Près d’un an après la chute de Bachar Al-Assad, la Syrie tente de se réinventer, mais l’horizon reste brouillé. La mise en place d’un Parlement provisoire en octobre nourrit autant l’espoir que l’inquiétude. Si cette assemblée transitoire est censée inaugurer une ère nouvelle, elle est déjà critiquée pour son manque de représentativité et l’emprise persistante des islamistes de Hayat Tahrir Al-Cham (HTC), qui contrôlent les principaux rouages du pouvoir. Le risque est réel de voir se reconstituer une architecture autoritaire sous des habits neufs, où l’exécutif conserve la haute main sur la vie politique.
Cette difficile normalisation se joue aussi sur le terrain diplomatique, dans un environnement régional empoisonné. Le président de transition, Ahmed Al-Charaa, a multiplié les gestes symboliques — de son discours à l’ONU à ses rencontres avec les dirigeants occidentaux — pour rompre l’isolement dans lequel le régime Assad avait enfermé la Syrie. Ces efforts redonnent à Damas une certaine visibilité internationale, mais ils se heurtent à des obstacles considérables.

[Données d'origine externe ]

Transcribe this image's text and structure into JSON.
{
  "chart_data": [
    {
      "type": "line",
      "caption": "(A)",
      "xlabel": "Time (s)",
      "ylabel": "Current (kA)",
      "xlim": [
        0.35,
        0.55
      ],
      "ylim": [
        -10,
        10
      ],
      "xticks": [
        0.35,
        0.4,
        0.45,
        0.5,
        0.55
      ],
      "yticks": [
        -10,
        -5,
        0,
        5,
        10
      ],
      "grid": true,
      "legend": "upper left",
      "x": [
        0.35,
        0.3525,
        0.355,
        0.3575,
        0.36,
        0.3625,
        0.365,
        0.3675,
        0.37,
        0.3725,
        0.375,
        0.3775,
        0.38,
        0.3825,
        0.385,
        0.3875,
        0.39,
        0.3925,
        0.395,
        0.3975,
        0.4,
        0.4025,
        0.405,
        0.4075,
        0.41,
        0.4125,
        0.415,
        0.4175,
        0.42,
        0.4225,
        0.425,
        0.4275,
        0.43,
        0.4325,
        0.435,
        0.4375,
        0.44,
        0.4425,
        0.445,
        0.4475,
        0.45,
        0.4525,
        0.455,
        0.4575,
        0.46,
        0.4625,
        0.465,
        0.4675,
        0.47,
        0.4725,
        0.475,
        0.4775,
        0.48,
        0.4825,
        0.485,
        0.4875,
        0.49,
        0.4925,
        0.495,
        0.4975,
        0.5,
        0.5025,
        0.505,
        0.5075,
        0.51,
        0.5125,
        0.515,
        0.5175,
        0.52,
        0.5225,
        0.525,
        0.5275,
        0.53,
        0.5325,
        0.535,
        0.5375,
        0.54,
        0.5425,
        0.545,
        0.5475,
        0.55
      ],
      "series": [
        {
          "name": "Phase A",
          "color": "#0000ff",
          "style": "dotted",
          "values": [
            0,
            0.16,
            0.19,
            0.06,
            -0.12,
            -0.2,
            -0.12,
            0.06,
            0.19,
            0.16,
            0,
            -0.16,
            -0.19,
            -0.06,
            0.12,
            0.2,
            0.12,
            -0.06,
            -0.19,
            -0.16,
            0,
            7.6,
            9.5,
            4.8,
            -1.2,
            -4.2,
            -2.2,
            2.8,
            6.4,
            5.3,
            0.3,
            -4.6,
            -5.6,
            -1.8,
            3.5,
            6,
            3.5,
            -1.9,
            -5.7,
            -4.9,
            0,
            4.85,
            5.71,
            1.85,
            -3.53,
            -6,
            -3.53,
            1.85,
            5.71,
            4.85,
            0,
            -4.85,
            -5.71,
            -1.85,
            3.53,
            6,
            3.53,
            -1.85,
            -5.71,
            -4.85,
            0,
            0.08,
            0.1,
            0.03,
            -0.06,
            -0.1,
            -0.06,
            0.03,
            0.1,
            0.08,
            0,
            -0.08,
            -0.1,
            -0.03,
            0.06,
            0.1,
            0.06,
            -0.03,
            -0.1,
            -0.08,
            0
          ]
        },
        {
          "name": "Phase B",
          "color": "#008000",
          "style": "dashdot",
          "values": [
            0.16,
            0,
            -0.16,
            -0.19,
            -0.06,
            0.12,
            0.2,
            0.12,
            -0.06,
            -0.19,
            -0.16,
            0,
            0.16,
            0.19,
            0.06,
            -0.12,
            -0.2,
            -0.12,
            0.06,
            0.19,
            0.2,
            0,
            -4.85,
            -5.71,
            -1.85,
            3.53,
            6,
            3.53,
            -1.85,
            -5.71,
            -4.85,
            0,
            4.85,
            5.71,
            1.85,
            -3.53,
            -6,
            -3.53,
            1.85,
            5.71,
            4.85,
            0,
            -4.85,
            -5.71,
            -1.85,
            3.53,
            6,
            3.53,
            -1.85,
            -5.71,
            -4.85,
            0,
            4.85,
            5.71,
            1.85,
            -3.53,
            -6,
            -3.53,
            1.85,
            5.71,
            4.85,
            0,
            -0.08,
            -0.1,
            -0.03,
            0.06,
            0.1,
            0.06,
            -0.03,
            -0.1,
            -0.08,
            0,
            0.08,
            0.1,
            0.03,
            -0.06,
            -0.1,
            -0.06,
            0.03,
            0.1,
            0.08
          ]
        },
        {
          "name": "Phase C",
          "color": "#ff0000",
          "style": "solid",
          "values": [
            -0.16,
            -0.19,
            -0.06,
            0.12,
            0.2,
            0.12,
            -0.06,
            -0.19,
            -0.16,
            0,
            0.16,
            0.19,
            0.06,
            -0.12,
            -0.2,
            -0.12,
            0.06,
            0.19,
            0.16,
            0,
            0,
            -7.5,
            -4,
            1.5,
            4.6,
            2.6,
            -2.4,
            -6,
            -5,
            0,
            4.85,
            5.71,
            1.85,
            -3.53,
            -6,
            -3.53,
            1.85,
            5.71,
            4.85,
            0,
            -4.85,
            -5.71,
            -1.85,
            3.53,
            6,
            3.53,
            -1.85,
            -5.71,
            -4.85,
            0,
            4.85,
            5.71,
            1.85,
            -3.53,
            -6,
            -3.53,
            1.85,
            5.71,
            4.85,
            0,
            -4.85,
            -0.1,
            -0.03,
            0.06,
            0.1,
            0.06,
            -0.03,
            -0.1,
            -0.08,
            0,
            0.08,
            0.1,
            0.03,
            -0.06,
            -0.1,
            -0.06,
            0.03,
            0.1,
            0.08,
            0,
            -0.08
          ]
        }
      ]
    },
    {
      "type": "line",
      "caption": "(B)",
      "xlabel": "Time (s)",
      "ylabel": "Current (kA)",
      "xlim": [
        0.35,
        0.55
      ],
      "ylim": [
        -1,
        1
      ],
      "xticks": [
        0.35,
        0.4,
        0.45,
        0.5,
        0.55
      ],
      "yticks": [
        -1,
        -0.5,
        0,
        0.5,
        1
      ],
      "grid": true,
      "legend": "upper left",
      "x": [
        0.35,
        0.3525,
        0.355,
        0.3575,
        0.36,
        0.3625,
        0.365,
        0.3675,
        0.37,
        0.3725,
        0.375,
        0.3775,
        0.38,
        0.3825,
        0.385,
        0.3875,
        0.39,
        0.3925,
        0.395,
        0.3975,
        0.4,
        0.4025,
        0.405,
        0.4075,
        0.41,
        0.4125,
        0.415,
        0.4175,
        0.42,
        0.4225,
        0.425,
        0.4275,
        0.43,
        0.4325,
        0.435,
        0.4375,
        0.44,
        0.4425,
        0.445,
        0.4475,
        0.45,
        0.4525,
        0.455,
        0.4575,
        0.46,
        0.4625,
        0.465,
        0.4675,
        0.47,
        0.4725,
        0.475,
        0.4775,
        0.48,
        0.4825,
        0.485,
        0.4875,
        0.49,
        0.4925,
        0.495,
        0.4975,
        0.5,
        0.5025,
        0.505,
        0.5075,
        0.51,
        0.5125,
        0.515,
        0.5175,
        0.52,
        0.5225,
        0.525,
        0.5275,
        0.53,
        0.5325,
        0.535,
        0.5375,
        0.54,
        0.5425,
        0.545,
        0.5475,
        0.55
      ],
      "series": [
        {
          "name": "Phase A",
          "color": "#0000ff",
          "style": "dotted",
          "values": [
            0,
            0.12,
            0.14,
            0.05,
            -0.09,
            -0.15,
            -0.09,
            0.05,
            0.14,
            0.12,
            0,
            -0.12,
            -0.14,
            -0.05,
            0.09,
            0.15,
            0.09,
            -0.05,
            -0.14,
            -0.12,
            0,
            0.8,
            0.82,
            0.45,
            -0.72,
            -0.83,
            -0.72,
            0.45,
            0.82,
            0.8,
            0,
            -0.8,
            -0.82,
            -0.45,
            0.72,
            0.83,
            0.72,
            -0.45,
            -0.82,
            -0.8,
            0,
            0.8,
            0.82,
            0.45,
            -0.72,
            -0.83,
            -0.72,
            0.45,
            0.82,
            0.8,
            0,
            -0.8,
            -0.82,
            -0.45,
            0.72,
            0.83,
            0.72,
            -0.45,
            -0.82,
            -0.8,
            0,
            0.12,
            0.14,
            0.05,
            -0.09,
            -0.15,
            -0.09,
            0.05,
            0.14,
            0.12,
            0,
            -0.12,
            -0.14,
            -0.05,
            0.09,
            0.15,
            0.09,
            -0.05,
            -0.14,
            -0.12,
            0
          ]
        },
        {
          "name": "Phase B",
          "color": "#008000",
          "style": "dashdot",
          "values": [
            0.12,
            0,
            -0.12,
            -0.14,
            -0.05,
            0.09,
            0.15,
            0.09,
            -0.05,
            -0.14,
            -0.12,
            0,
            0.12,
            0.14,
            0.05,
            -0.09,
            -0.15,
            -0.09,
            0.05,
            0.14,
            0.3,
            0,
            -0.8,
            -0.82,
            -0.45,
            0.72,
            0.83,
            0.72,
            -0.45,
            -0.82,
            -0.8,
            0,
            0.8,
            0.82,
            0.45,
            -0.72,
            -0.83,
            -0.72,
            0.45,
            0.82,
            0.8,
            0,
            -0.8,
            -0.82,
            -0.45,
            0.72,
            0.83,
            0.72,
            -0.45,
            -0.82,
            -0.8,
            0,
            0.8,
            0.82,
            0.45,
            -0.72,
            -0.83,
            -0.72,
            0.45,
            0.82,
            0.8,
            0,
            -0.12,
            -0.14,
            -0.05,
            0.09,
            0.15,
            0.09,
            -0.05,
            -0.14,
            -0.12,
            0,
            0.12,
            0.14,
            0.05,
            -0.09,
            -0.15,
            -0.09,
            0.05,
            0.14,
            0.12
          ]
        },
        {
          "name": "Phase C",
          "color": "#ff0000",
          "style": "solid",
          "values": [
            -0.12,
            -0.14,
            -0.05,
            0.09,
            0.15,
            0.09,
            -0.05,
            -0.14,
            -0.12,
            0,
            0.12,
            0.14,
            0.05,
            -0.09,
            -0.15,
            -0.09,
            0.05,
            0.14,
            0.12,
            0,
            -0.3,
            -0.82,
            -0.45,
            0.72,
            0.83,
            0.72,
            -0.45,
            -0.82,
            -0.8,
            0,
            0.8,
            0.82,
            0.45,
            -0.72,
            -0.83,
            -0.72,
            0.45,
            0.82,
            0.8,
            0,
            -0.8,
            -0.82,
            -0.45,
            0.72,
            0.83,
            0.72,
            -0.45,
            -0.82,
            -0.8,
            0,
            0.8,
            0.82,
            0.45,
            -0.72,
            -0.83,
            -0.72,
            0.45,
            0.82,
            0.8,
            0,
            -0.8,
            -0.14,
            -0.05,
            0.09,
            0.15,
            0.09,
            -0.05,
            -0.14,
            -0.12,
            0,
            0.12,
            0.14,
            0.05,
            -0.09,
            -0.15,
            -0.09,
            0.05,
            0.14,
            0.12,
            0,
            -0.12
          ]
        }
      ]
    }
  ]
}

Israël multiplie ses frappes sur le territoire syrien, ciblant tour à tour des dépôts d’armes, des positions militaires et des responsables soupçonnés de liens avec l’Iran. Ces actions fragilisent davantage le processus de reconstruction étatique en rappelant que le pays reste un champ de confrontation par procuration. Washington, de son côté, conditionne son soutien à des avancées concrètes en matière de lutte contre le terrorisme et de respect des minorités, tout en maintenant des sanctions économiques qui étranglent une économie déjà exsangue.
Le contexte plus large du Moyen-Orient complique encore la tâche. La guerre à Gaza, les tensions permanentes au Liban, l’affaiblissement de l’Iran sous le coup des sanctions et des bombardements israéliens, ainsi que la montée en puissance d’une Turquie de plus en plus autoritaire, créent un climat de recomposition régionale. Dans ce tumulte, la Syrie peine à trouver sa place, oscillant entre les attentes pressantes des grandes puissances, les calculs de ses voisins et les aspirations contradictoires de sa propre population.
Au cœur des doutes, une question centrale demeure : la Syrie est-elle capable de bâtir un État impartial, garant de l’égalité entre ses citoyens ? Les massacres récents contre les minorités alaouite et druze rappellent la profondeur des fractures confessionnelles, tandis que les promesses de justice transitionnelle peinent à se traduire en actes. La méfiance des minorités reste forte, nourrie par le passé récent et les comportements ambigus des nouvelles forces de sécurité.
L’élection du Parlement transitoire le 5 octobre sera un test décisif. Plus qu’un scrutin, il s’agira de mesurer la capacité des nouvelles autorités à s’extraire d’une logique de domination islamiste et à donner un espace aux technocrates, aux femmes et aux minorités. Ce processus fragile pourrait ouvrir la voie à une reconstruction politique et institutionnelle, mais il pourrait aussi renforcer les logiques d’exclusion si l’Assemblée devient une simple chambre d’enregistrement.
La Syrie se trouve ainsi au carrefour de son histoire : entre le risque de replonger dans l’autoritarisme sous d’autres formes et la possibilité d’engager un véritable processus d’inclusion nationale. L’avenir dépendra autant de la volonté des nouvelles élites que du soutien de la communauté internationale, appelée à accompagner sans dicter, encourager sans enfermer.